ENH: Add limit_area to ffill/bfill

pandas-dev · Dec 17, 2023 · 84b0098 · 84b0098
1 parent 14cf864
commit 84b0098
Show file tree

Hide file tree

Showing 4 changed files with 207 additions and 1 deletion.
diff --git a/doc/source/whatsnew/v2.2.0.rst b/doc/source/whatsnew/v2.2.0.rst
@@ -225,6 +225,7 @@ Other enhancements
 - :func:`tseries.api.guess_datetime_format` is now part of the public API (:issue:`54727`)
 - :meth:`ExtensionArray._explode` interface method added to allow extension type implementations of the ``explode`` method (:issue:`54833`)
 - :meth:`ExtensionArray.duplicated` added to allow extension type implementations of the ``duplicated`` method (:issue:`55255`)
+- :meth:`Series.ffill`, :meth:`Series.bfill`, :meth:`DataFrame.ffill`, and :meth:`DataFrame.bfill` have gained the argument ``limit_area`` (:issue:`56492`)
 - Allow passing ``read_only``, ``data_only`` and ``keep_links`` arguments to openpyxl using ``engine_kwargs`` of :func:`read_excel` (:issue:`55027`)
 - DataFrame.apply now allows the usage of numba (via ``engine="numba"``) to JIT compile the passed function, allowing for potential speedups (:issue:`54666`)
 - Implement masked algorithms for :meth:`Series.value_counts` (:issue:`54984`)

diff --git a/pandas/core/generic.py b/pandas/core/generic.py
@@ -7097,6 +7097,7 @@ def _pad_or_backfill(
         axis: None | Axis = None,
         inplace: bool_t = False,
         limit: None | int = None,
+        limit_area: Literal["inside", "outside"] | None = None,
         downcast: dict | None = None,
     ):
         if axis is None:
@@ -7110,14 +7111,17 @@ def _pad_or_backfill(
             #  in all axis=1 cases, and remove axis kward from mgr.pad_or_backfill.
             if inplace:
                 raise NotImplementedError()
-            result = self.T._pad_or_backfill(method=method, limit=limit).T
+            result = self.T._pad_or_backfill(
+                method=method, limit=limit, limit_area=limit_area
+            ).T
 
             return result
 
         new_mgr = self._mgr.pad_or_backfill(
             method=method,
             axis=self._get_block_manager_axis(axis),
             limit=limit,
+            limit_area=limit_area,
             inplace=inplace,
             downcast=downcast,
         )
@@ -7477,6 +7481,7 @@ def ffill(
         axis: None | Axis = ...,
         inplace: Literal[False] = ...,
         limit: None | int = ...,
+        limit_area: Literal["inside", "outside"] | None = ...,
         downcast: dict | None | lib.NoDefault = ...,
     ) -> Self:
         ...
@@ -7488,6 +7493,7 @@ def ffill(
         axis: None | Axis = ...,
         inplace: Literal[True],
         limit: None | int = ...,
+        limit_area: Literal["inside", "outside"] | None = ...,
         downcast: dict | None | lib.NoDefault = ...,
     ) -> None:
         ...
@@ -7499,6 +7505,7 @@ def ffill(
         axis: None | Axis = ...,
         inplace: bool_t = ...,
         limit: None | int = ...,
+        limit_area: Literal["inside", "outside"] | None = ...,
         downcast: dict | None | lib.NoDefault = ...,
     ) -> Self | None:
         ...
@@ -7514,6 +7521,7 @@ def ffill(
         axis: None | Axis = None,
         inplace: bool_t = False,
         limit: None | int = None,
+        limit_area: Literal["inside", "outside"] | None = None,
         downcast: dict | None | lib.NoDefault = lib.no_default,
     ) -> Self | None:
         """
@@ -7535,6 +7543,17 @@ def ffill(
             be partially filled.

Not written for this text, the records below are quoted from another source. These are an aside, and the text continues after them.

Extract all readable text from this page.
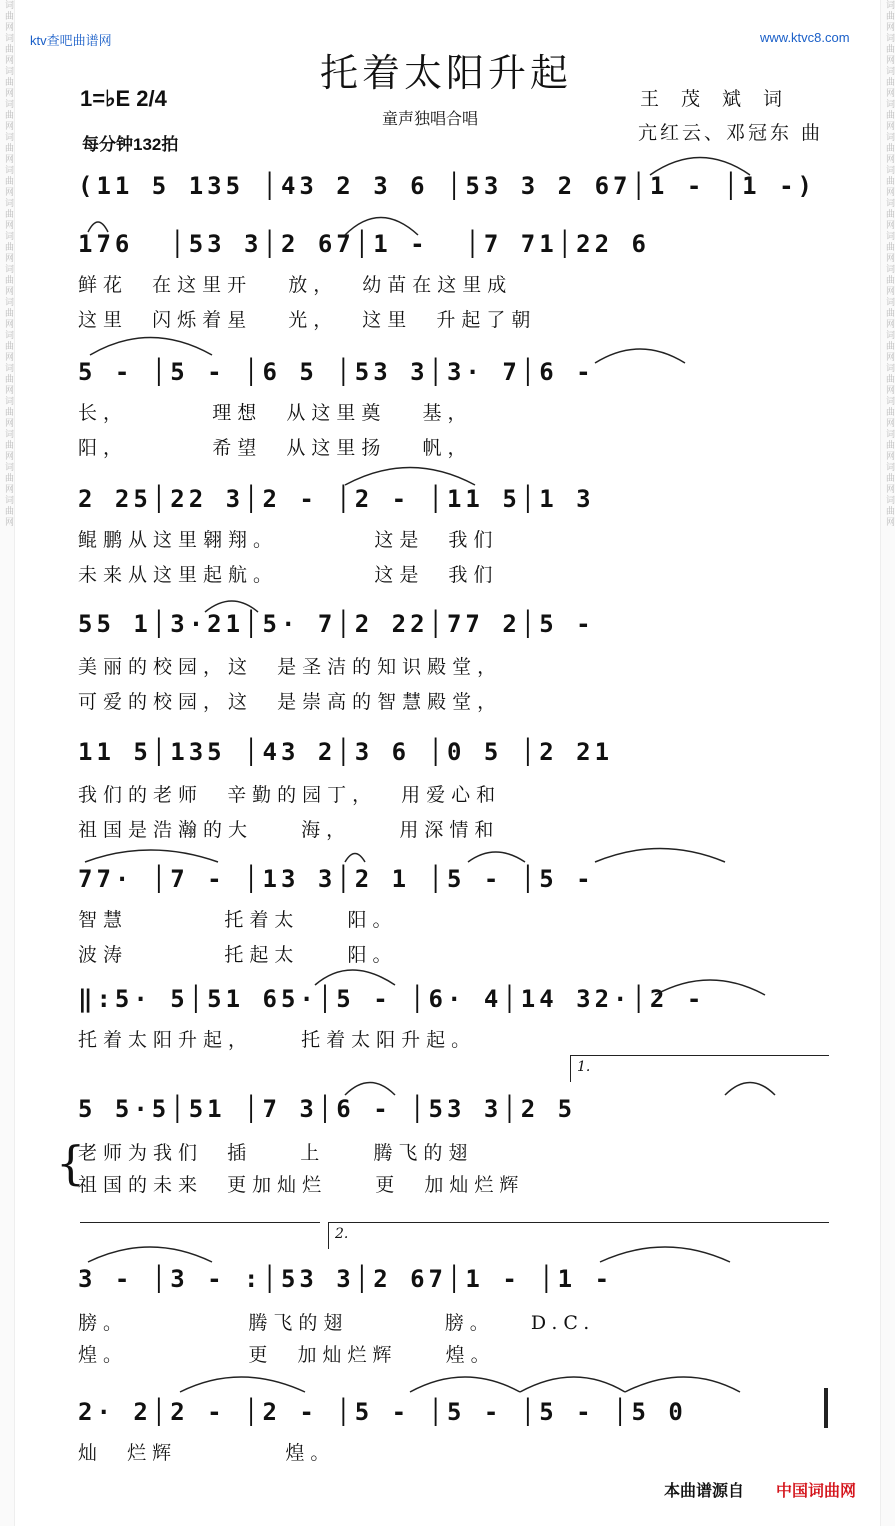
词曲网词曲网词曲网词曲网词曲网词曲网词曲网词曲网词曲网词曲网词曲网词曲网词曲网词曲网词曲网词曲网	词曲网词曲网词曲网词曲网词曲网词曲网词曲网词曲网词曲网词曲网词曲网词曲网词曲网词曲网词曲网词曲网
ktv查吧曲谱网	www.ktvc8.com
托着太阳升起
1=♭E 2/4
每分钟132拍
童声独唱合唱
王茂斌词
亢红云、邓冠东 曲
(11 5 135 │43 2 3 6 │53 3 2 67│1 - │1 -)
176  │53 3│2 67│1 -  │7 71│22 6
鲜花  在这里开   放，  幼苗在这里成
这里  闪烁着星   光，  这里  升起了朝
5 - │5 - │6 5 │53 3│3· 7│6 -
长，       理想  从这里奠   基，
阳，       希望  从这里扬   帆，
2 25│22 3│2 - │2 - │11 5│1 3
鲲鹏从这里翱翔。        这是  我们
未来从这里起航。        这是  我们
55 1│3·21│5· 7│2 22│77 2│5 -
美丽的校园，这  是圣洁的知识殿堂，
可爱的校园，这  是崇高的智慧殿堂，
11 5│135 │43 2│3 6 │0 5 │2 21
我们的老师  辛勤的园丁，  用爱心和
祖国是浩瀚的大    海，    用深情和
77· │7 - │13 3│2 1 │5 - │5 -
智慧        托着太    阳。
波涛        托起太    阳。
‖:5· 5│51 65·│5 - │6· 4│14 32·│2 -
托着太阳升起，    托着太阳升起。
5 5·5│51 │7 3│6 - │53 3│2 5
老师为我们  插    上    腾飞的翅
祖国的未来  更加灿烂    更  加灿烂辉
3 - │3 - :│53 3│2 67│1 - │1 -
膀。          腾飞的翅        膀。   D.C.
煌。          更  加灿烂辉    煌。
2· 2│2 - │2 - │5 - │5 - │5 - │5 0
灿  烂辉         煌。
1.
2.
{
本曲谱源自 中国词曲网
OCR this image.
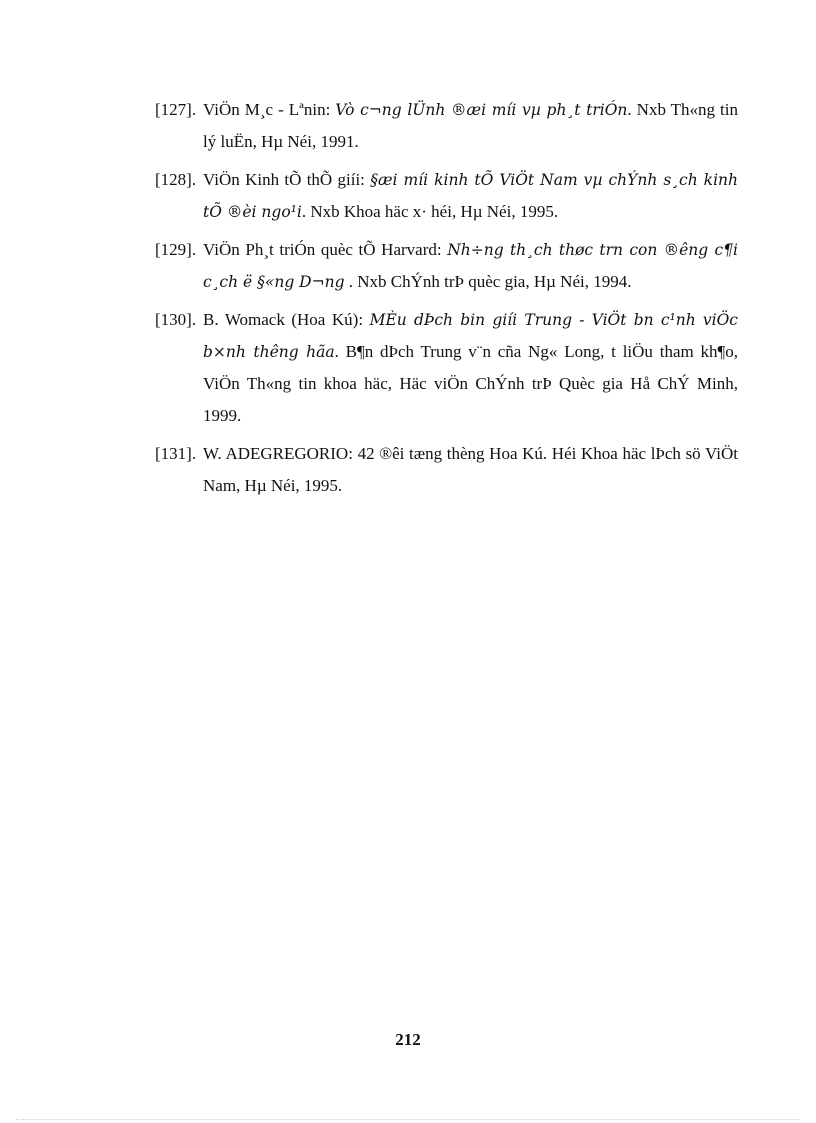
[127]. ViÖn M¸c - Lªnin: Vò c¬ng lÜnh ®æi míi vµ ph¸t triÓn. Nxb Th«ng tin lý luËn, Hµ Néi, 1991.
[128]. ViÖn Kinh tÕ thÕ giíi: §æi míi kinh tÕ ViÖt Nam vµ chÝnh s¸ch kinh tÕ ®èi ngo¹i. Nxb Khoa häc x· héi, Hµ Néi, 1995.
[129]. ViÖn Ph¸t triÓn quèc tÕ Harvard: Nh÷ng th¸ch thøc trn con ®êng c¶i c¸ch ë §«ng D¬ng . Nxb ChÝnh trÞ quèc gia, Hµ Néi, 1994.
[130]. B. Womack (Hoa Kú): MÈu dÞch bin giíi Trung - ViÖt bn c¹nh viÖc b×nh thêng hãa. B¶n dÞch Trung v¨n cña Ng« Long, t liÖu tham kh¶o, ViÖn Th«ng tin khoa häc, Häc viÖn ChÝnh trÞ Quèc gia Hå ChÝ Minh, 1999.
[131]. W. ADEGREGORIO: 42 ®êi tæng thèng Hoa Kú. Héi Khoa häc lÞch sö ViÖt Nam, Hµ Néi, 1995.
212
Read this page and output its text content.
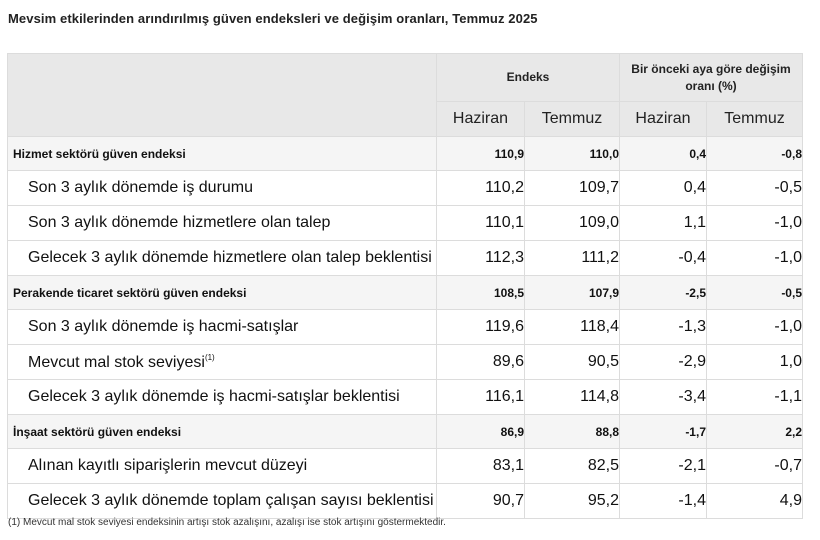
Mevsim etkilerinden arındırılmış güven endeksleri ve değişim oranları, Temmuz 2025
	Endeks		Bir önceki aya göre değişim
oranı (%)	

	Haziran	Temmuz	Haziran	Temmuz
Hizmet sektörü güven endeksi	110,9	110,0	0,4	-0,8
Son 3 aylık dönemde iş durumu	110,2	109,7	0,4	-0,5
Son 3 aylık dönemde hizmetlere olan talep	110,1	109,0	1,1	-1,0
Gelecek 3 aylık dönemde hizmetlere olan talep beklentisi	112,3	111,2	-0,4	-1,0
Perakende ticaret sektörü güven endeksi	108,5	107,9	-2,5	-0,5
Son 3 aylık dönemde iş hacmi-satışlar	119,6	118,4	-1,3	-1,0
Mevcut mal stok seviyesi$^{(1)}$	89,6	90,5	-2,9	1,0
Gelecek 3 aylık dönemde iş hacmi-satışlar beklentisi	116,1	114,8	-3,4	-1,1
İnşaat sektörü güven endeksi	86,9	88,8	-1,7	2,2
Alınan kayıtlı siparişlerin mevcut düzeyi	83,1	82,5	-2,1	-0,7
Gelecek 3 aylık dönemde toplam çalışan sayısı beklentisi	90,7	95,2	-1,4	4,9
(1) Mevcut mal stok seviyesi endeksinin artışı stok azalışını, azalışı ise stok artışını göstermektedir.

If method is not specified, this is the
             maximum number of entries along the entire axis where NaNs will be
             filled. Must be greater than 0 if not None.
+        limit_area : {{`None`, 'inside', 'outside'}}, default None
+            If limit is specified, consecutive NaNs will be filled with this
+            restriction.
+
+            * ``None``: No fill restriction.
+            * 'inside': Only fill NaNs surrounded by valid values
+              (interpolate).
+            * 'outside': Only fill NaNs outside valid values (extrapolate).
+
+            .. versionadded:: 2.2.0
+
         downcast : dict, default is None
             A dict of item->dtype of what to downcast if possible,
             or the string 'infer' which will try to downcast to an appropriate
@@ -7606,6 +7625,7 @@ def ffill(
             axis=axis,
             inplace=inplace,
             limit=limit,
+            limit_area=limit_area,
             # error: Argument "downcast" to "_fillna_with_method" of "NDFrame"
             # has incompatible type "Union[Dict[Any, Any], None,
             # Literal[_NoDefault.no_default]]"; expected "Optional[Dict[Any, Any]]"
@@ -7653,6 +7673,7 @@ def bfill(
         axis: None | Axis = ...,
         inplace: Literal[False] = ...,
         limit: None | int = ...,
+        limit_area: Literal["inside", "outside"] | None = ...,
         downcast: dict | None | lib.NoDefault = ...,
     ) -> Self:
         ...
@@ -7675,6 +7696,7 @@ def bfill(
         axis: None | Axis = ...,
         inplace: bool_t = ...,
         limit: None | int = ...,
+        limit_area: Literal["inside", "outside"] | None = ...,
         downcast: dict | None | lib.NoDefault = ...,
     ) -> Self | None:
         ...
@@ -7690,6 +7712,7 @@ def bfill(
         axis: None | Axis = None,
         inplace: bool_t = False,
         limit: None | int = None,
+        limit_area: Literal["inside", "outside"] | None = ...,
         downcast: dict | None | lib.NoDefault = lib.no_default,
     ) -> Self | None:
         """
@@ -7711,6 +7734,17 @@ def bfill(
             be partially filled. If method is not specified, this is the
             maximum number of entries along the entire axis where NaNs will be
             filled. Must be greater than 0 if not None.
+        limit_area : {{`None`, 'inside', 'outside'}}, default None
+            If limit is specified, consecutive NaNs will be filled with this
+            restriction.
+
+            * ``None``: No fill restriction.
+            * 'inside': Only fill NaNs surrounded by valid values
+              (interpolate).
+            * 'outside': Only fill NaNs outside valid values (extrapolate).
+
+            .. versionadded:: 2.2.0
+
         downcast : dict, default is None
             A dict of item->dtype of what to downcast if possible,
             or the string 'infer' which will try to downcast to an appropriate
@@ -7793,6 +7827,7 @@ def bfill(
             axis=axis,
             inplace=inplace,
             limit=limit,
+            limit_area=limit_area,
             # error: Argument "downcast" to "_fillna_with_method" of "NDFrame"
             # has incompatible type "Union[Dict[Any, Any], None,
             # Literal[_NoDefault.no_default]]"; expected "Optional[Dict[Any, Any]]"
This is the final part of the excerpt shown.